10.30 Uhr: Fahrer-Wechsel. Nach zwei Stunden und acht Touren übergibt Widmann an der Ortsmitte an Jürgen Schäfer. Schäfer, 71, blau kariertes Hemd und Jeans, ist gleichzeitig Fahrdienstkoordinator. Wie Widmann hilft auch er jeder Dame und jedem Herrn mit dem Einkaufswagen oder dem Rollator beim Ein- und Aussteigen. Manche wollen zum Arzt oder in den Supermarkt, andere möchten weiter mit der Straßenbahn.

Für den BOB geht es bergauf und bergrunter, Kurve links, Kurve rechts. Botnang ist ein kleiner Bezirk, doch links und rechts der Straßenbahnschienen geht es oftmals steil nach oben. Gekonnt manövriert Schäfer den Bus durch die engen und zugeparkten Straßen.
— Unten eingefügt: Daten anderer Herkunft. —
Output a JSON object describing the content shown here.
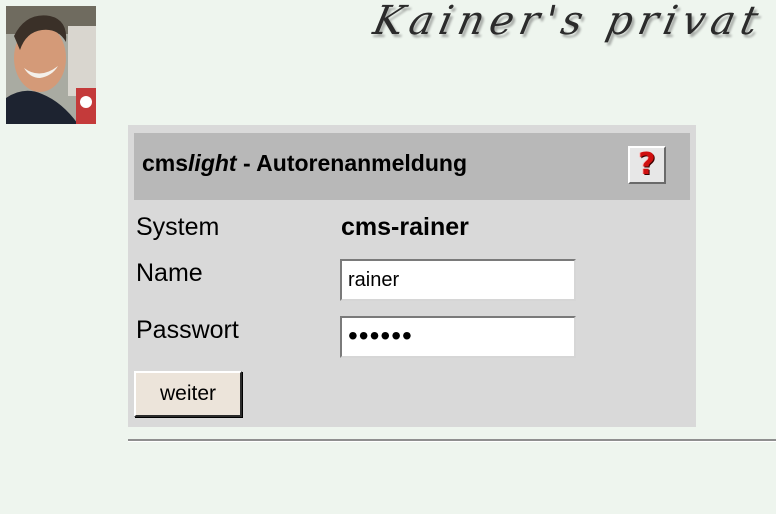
{
  "banner": {
    "text": "Kainer's privat"
  },
  "profile_photo": {
    "icon": "person-photo"
  },
  "login": {
    "title_prefix": "cms",
    "title_italic": "light",
    "title_suffix": " - Autorenanmeldung",
    "help_icon": "question-mark-icon",
    "help_symbol": "?",
    "system_label": "System",
    "system_value": "cms-rainer",
    "name_label": "Name",
    "name_value": "rainer",
    "password_label": "Passwort",
    "password_mask": "••••••",
    "submit_label": "weiter"
  },
  "colors": {
    "page_background": "#eef5ee",
    "box_background": "#d9d9d9",
    "header_background": "#b8b8b8",
    "help_icon_red": "#d01010"
  }
}
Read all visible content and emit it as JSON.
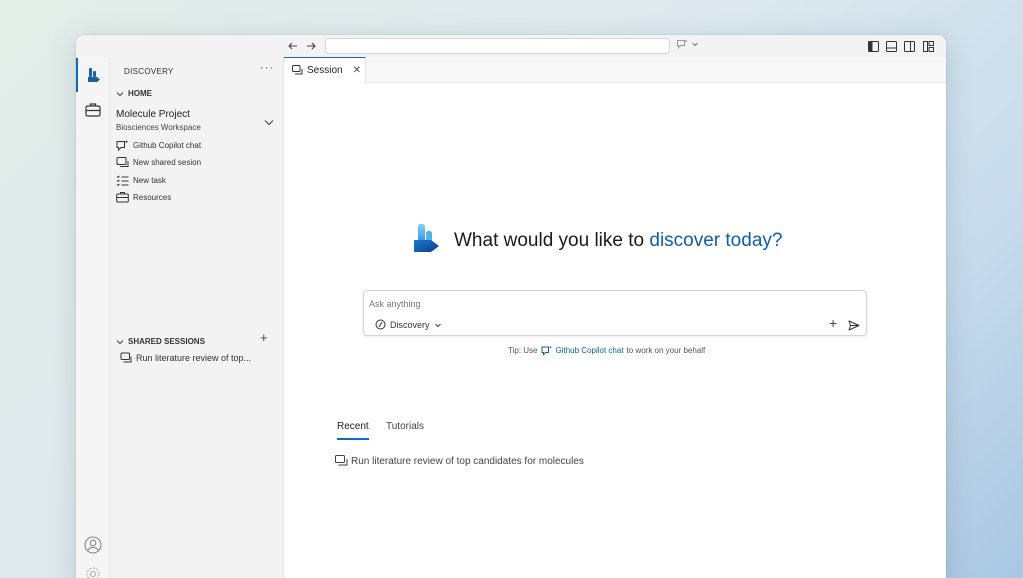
{
  "titlebar": {
    "url": "",
    "back_icon": "arrow-left-icon",
    "forward_icon": "arrow-right-icon"
  },
  "activity": {
    "items": [
      "discovery-logo-icon",
      "briefcase-icon"
    ],
    "bottom": [
      "account-icon",
      "settings-icon"
    ]
  },
  "sidebar": {
    "title": "DISCOVERY",
    "more": "···",
    "home_label": "HOME",
    "project_name": "Molecule Project",
    "project_workspace": "Biosciences Workspace",
    "items": [
      {
        "label": "Github Copilot chat",
        "icon": "copilot-chat-icon"
      },
      {
        "label": "New shared sesion",
        "icon": "shared-session-icon"
      },
      {
        "label": "New task",
        "icon": "task-list-icon"
      },
      {
        "label": "Resources",
        "icon": "briefcase-icon"
      }
    ],
    "shared_label": "SHARED SESSIONS",
    "shared_add": "+",
    "shared_items": [
      {
        "label": "Run literature review of top..."
      }
    ]
  },
  "tab": {
    "label": "Session",
    "close": "✕"
  },
  "hero": {
    "prefix": "What would you like to ",
    "accent": "discover today?"
  },
  "prompt": {
    "placeholder": "Ask anything",
    "mode": "Discovery",
    "add": "+"
  },
  "tip": {
    "prefix": "Tip: Use",
    "link": "Github Copilot chat",
    "suffix": "to work on your behalf"
  },
  "recent_tabs": [
    {
      "label": "Recent",
      "active": true
    },
    {
      "label": "Tutorials",
      "active": false
    }
  ],
  "recent_items": [
    {
      "label": "Run literature review of top candidates for molecules"
    }
  ],
  "colors": {
    "accent": "#0f6cbd",
    "link": "#0f5fa8"
  }
}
Von der Chopinstraße, wo die Dächer der schicken Häuser auf Straßenniveau sind, weil sie so tief in den Hang gebaut wurden, bis hin zum Bauernwald, der zu Fuß auch für jüngere Semester eine Herausforderung darstellt: Konzentration und das Bremspedal sind des Fahrers wichtigste Werkzeuge, im Winter umso mehr. Ein Linienbus, so Schäfer, würde hier gar nicht fahren können.
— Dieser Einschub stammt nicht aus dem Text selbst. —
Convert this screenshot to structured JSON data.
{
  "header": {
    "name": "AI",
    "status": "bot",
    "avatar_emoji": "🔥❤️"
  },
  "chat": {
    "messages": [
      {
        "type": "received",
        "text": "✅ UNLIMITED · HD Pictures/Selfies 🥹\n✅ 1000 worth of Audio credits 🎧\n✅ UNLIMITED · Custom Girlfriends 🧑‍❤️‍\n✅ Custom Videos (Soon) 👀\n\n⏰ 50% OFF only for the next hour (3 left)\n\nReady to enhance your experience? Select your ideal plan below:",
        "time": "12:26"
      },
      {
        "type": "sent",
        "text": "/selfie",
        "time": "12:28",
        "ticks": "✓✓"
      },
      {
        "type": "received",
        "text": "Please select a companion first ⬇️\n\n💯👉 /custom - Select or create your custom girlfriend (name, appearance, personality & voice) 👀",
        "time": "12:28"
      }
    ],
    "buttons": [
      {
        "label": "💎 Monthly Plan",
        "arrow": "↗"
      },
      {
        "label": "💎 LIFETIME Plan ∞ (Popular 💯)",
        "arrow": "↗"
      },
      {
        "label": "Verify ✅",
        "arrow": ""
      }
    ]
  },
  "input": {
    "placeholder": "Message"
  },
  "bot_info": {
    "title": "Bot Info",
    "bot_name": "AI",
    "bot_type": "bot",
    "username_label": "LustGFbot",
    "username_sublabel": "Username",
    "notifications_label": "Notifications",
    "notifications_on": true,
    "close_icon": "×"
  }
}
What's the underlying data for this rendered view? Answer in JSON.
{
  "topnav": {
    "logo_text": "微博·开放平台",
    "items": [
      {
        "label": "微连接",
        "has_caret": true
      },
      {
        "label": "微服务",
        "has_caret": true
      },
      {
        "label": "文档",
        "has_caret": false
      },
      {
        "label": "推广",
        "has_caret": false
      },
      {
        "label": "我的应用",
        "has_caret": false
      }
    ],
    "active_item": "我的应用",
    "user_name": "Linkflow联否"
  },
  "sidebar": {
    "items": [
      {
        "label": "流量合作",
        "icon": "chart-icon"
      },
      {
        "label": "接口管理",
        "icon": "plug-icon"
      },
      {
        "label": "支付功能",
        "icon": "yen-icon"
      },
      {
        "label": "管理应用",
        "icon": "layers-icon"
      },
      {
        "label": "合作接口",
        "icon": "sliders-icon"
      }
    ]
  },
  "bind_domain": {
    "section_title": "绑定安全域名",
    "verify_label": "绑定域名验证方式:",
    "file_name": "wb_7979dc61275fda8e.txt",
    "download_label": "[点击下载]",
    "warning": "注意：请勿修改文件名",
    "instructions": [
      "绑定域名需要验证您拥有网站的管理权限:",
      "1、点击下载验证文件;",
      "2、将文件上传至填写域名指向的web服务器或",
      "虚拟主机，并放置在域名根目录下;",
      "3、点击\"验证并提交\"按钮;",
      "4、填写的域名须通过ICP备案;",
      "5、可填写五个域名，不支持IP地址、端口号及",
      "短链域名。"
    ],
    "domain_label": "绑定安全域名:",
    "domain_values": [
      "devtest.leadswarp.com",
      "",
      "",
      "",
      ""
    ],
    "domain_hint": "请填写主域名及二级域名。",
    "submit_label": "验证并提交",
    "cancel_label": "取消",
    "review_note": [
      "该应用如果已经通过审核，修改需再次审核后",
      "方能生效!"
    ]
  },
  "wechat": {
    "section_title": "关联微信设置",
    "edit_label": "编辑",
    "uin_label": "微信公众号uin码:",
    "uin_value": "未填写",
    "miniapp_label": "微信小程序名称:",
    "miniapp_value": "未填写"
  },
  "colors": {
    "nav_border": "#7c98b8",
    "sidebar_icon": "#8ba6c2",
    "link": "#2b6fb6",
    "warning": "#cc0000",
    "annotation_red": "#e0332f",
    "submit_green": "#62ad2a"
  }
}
Der Abstecher ist auch mal drin

Den Preis für den schönen Ausblick können viele Alte in dem überalterten Bezirk nicht mehr bezahlen. „Viele Menschen könnten hier gar nicht mehr wohnen, wenn es den Bus nicht gäbe“, sagt eine ältere Dame. Als sie aussteigt, bedankt sie sich bei Schäfer: „Wenn wir sie nicht hätten.“ Der hievt ihren Einkaufswagen raus und nimmt den Dank mit einem Lächeln an. Als es im BOB gerade etwas leerer ist, setzt Schäfer eine andere Frau mit ihren Einkäufen vor der Haustür ab. Zwar liegt ihre Straße nicht direkt auf der Tour, „aber das kann man schon mal machen“, sagt er..
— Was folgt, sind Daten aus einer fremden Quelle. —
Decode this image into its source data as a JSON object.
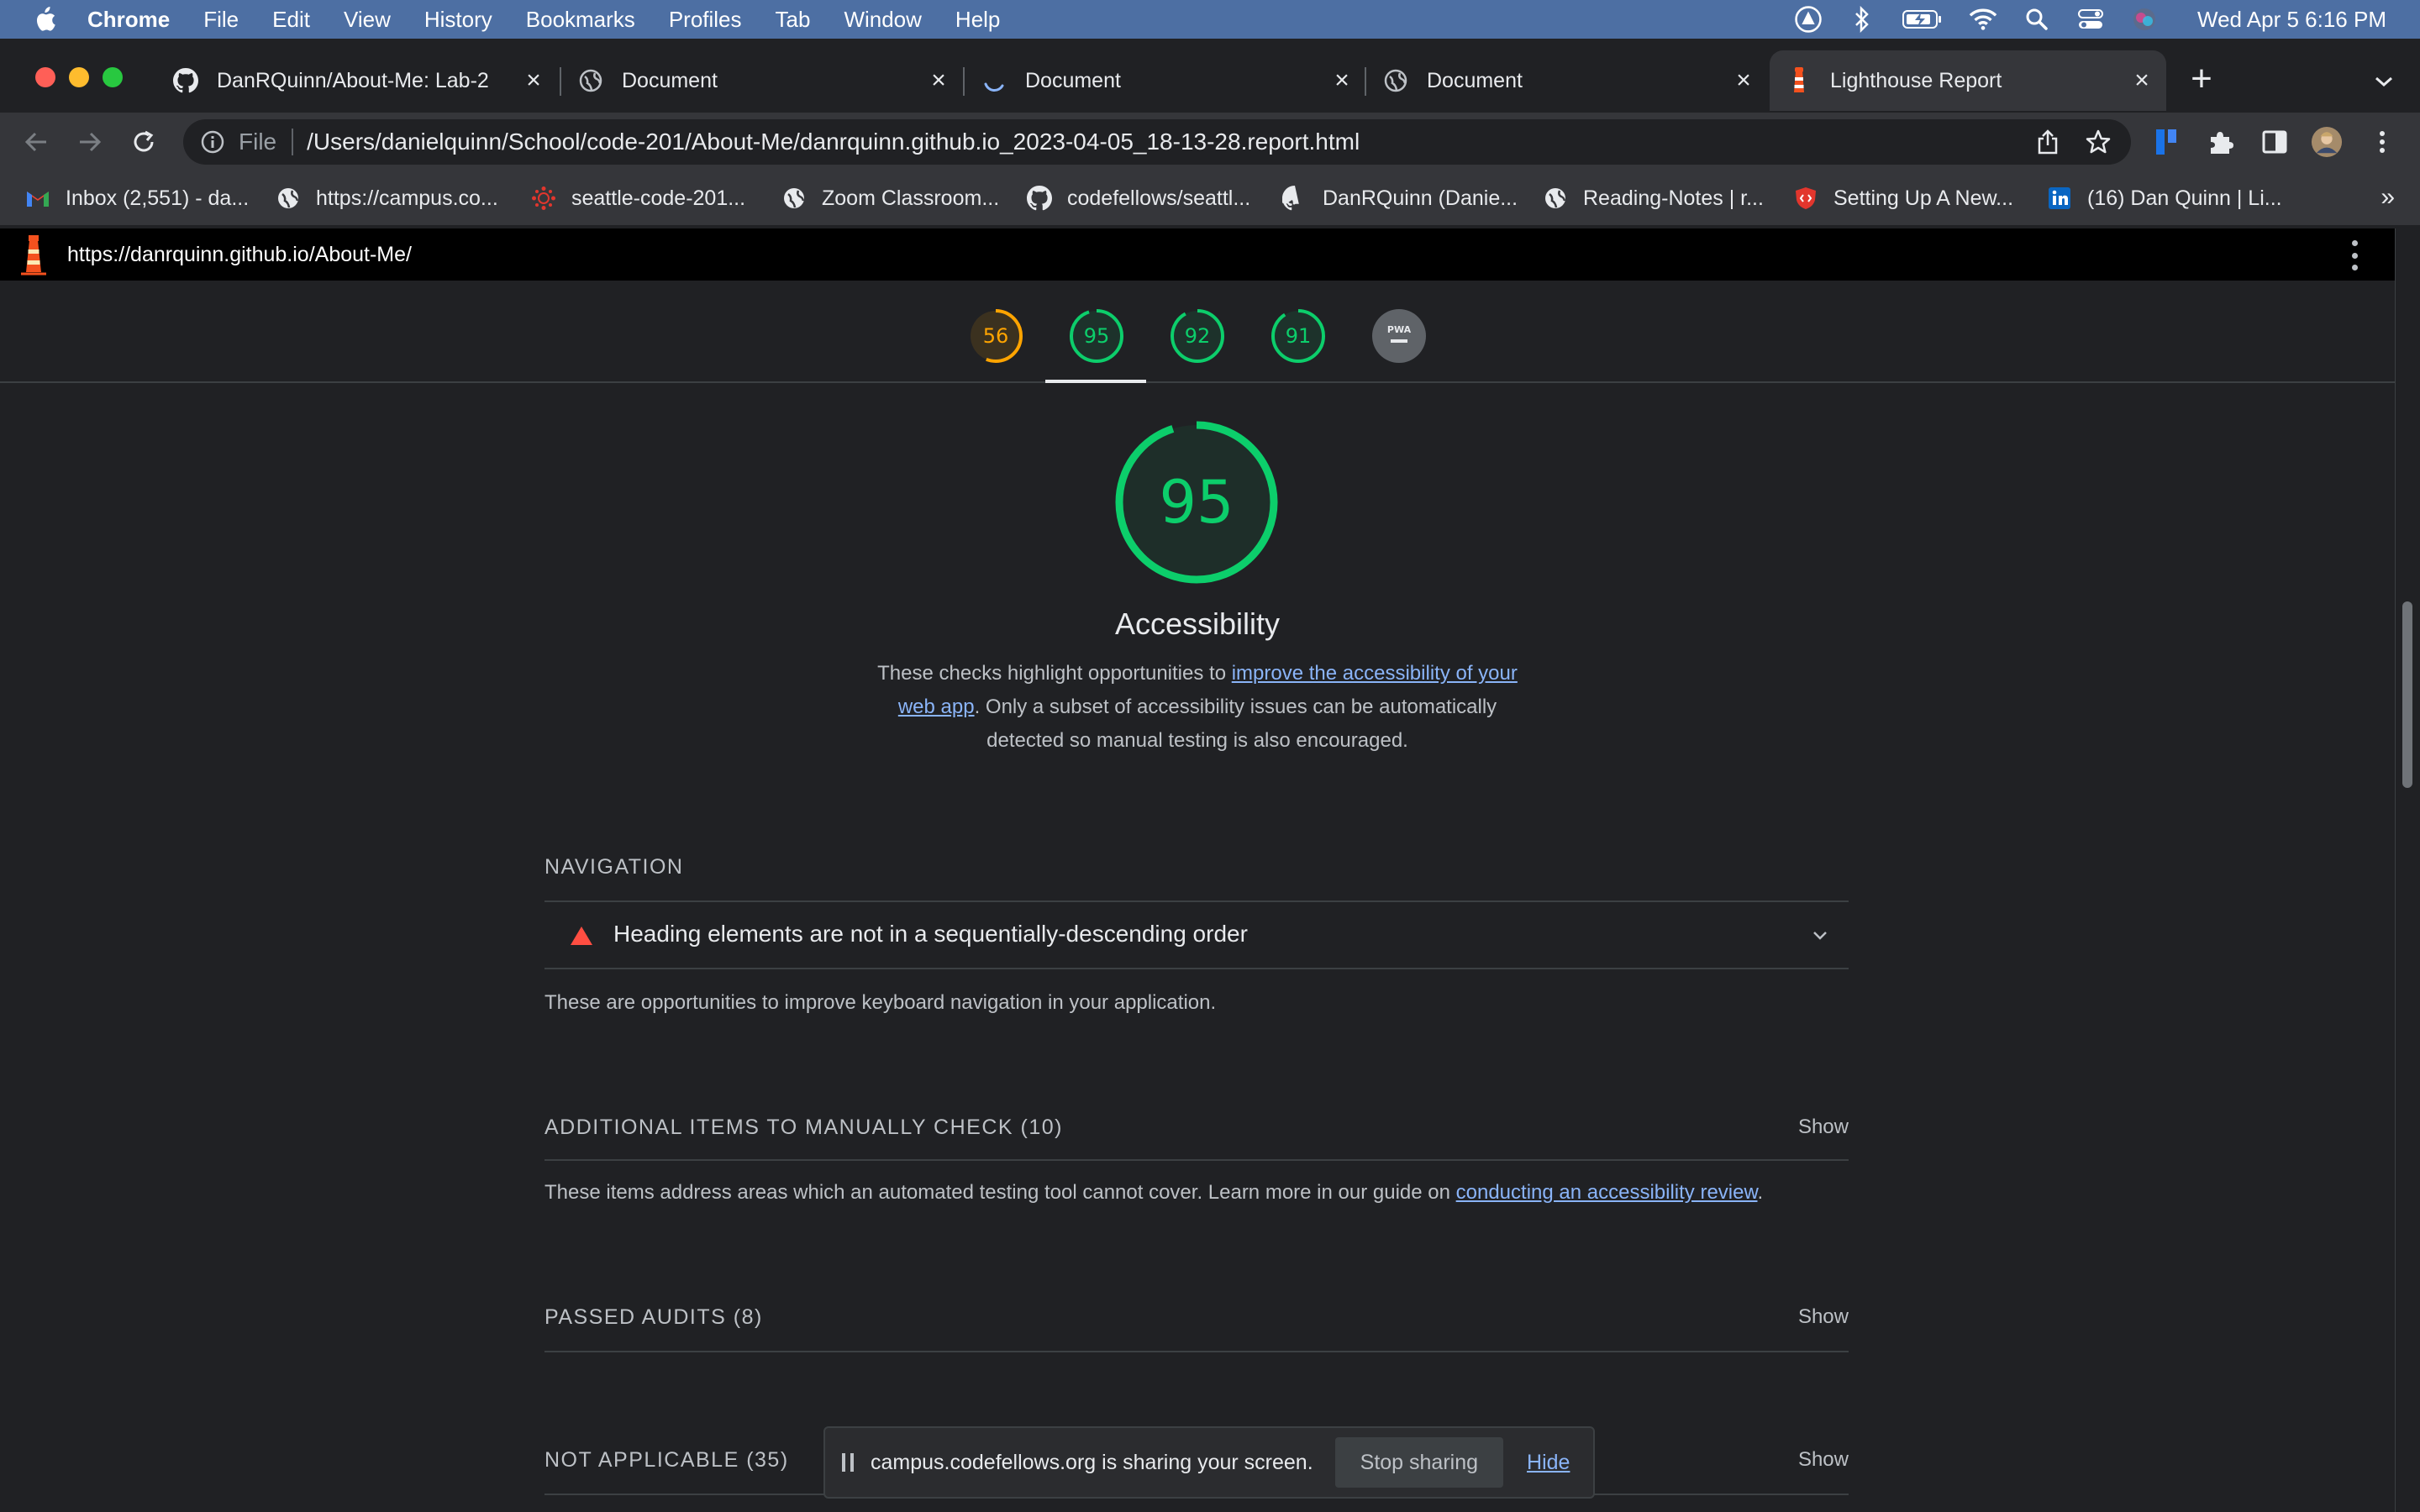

„Ich wollte etwas Soziales machen“, sagt Schäfer. In der Werbung sei er tätig gewesen, dann habe er seine Firma verkauft. Dass er sich in seinem direkten Umfeld engagieren kann, ist dem Botnanger wichtig. Ja, seine Arbeit ist anstrengend, nicht nur, weil er danach schauen muss, dass genügend Fahrer da sind und er noch nicht weiß, wie er die Sommerferien abdecken kann. Sondern auch, weil er viel Persönliches erfährt: Tod, Krankheit und Sorgen sind alltägliche Themen. „Immer wieder sterben uns Gäste weg. Manchmal wird einem das etwas viel“, sagt er. Lange kann er sich jedoch nicht mit trüben Gedanken aufhalten. An der Straße steht schon der nächste Gast. Der Mann winkt zwar nicht, aber Schäfer weiß, dass er mitwill.